US 11,869,482 B2
Speech waveform generation
Yang Cui, Redmond, WA (US); Xi Wang, Redmond, WA (US); Lei He, Redmond, WA (US); and Kao-Ping Soong, Redmond, WA (US)
Assigned to Microsoft Technology Licensing, LLC, Redmond, WA (US)
Appl. No. 17/272,325
Filed by Microsoft Technology Licensing, LLC, Redmond, WA (US)
PCT Filed Sep. 30, 2018, PCT No. PCT/CN2018/109044
§ 371(c)(1), (2) Date Feb. 28, 2021,
PCT Pub. No. WO2020/062217, PCT Pub. Date Apr. 2, 2020.
Prior Publication US 2021/0193112 A1, Jun. 24, 2021
Int. Cl.
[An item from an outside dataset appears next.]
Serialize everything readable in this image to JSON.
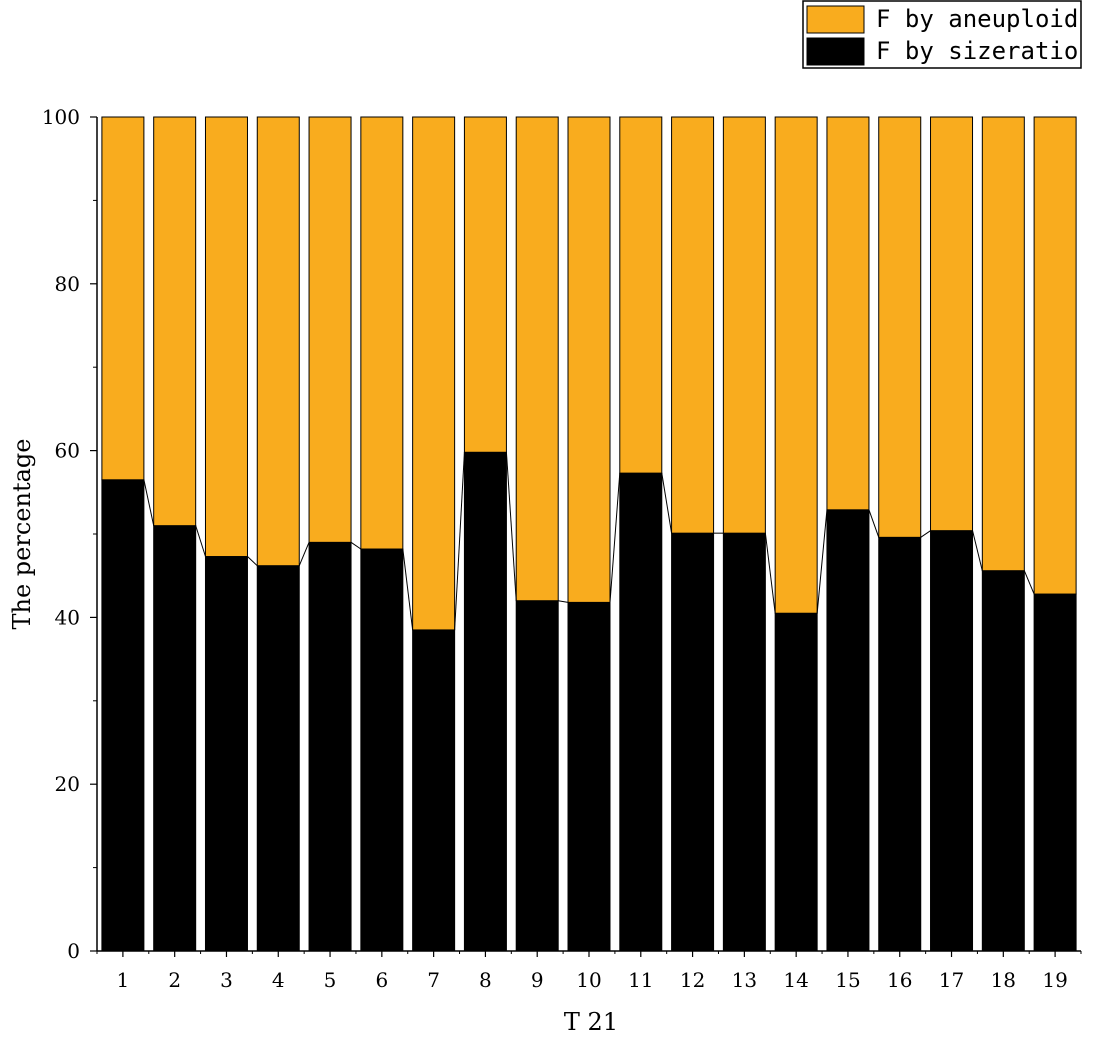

G10L 13/047 (2013.01)
CPC G10L 13/047 (2013.01) 18 Claims
OG exemplary drawing
 
1. A method for generating a speech waveform, comprising:
receiving fundamental frequency information, glottal features and vocal tract features associated with an input, wherein the glottal features include a phase feature, a shape feature, and an energy feature, the phase feature being represented by phase vectors, the shape feature being represented by shape vectors, and the energy feature being represented by energy vectors;
generating a glottal waveform based on the fundamental frequency information and the glottal features through a first neural network model, wherein the generating the glottal waveform further comprises:
forming a phase matrix from the phase vectors;
constructing a phase-based weighting matrix by converting the phase matrix nonlinearly through a first part of the first neural network model;
generating a characteristic waveform feature based on the fundamental frequency information, the shape vectors and the energy vectors through a second part of the first neural network model; and
obtaining the glottal waveform based on the phase-based weighting matrix and the characteristic waveform feature; and
generating a speech waveform based on the glottal waveform and the vocal tract features through a second neural network model.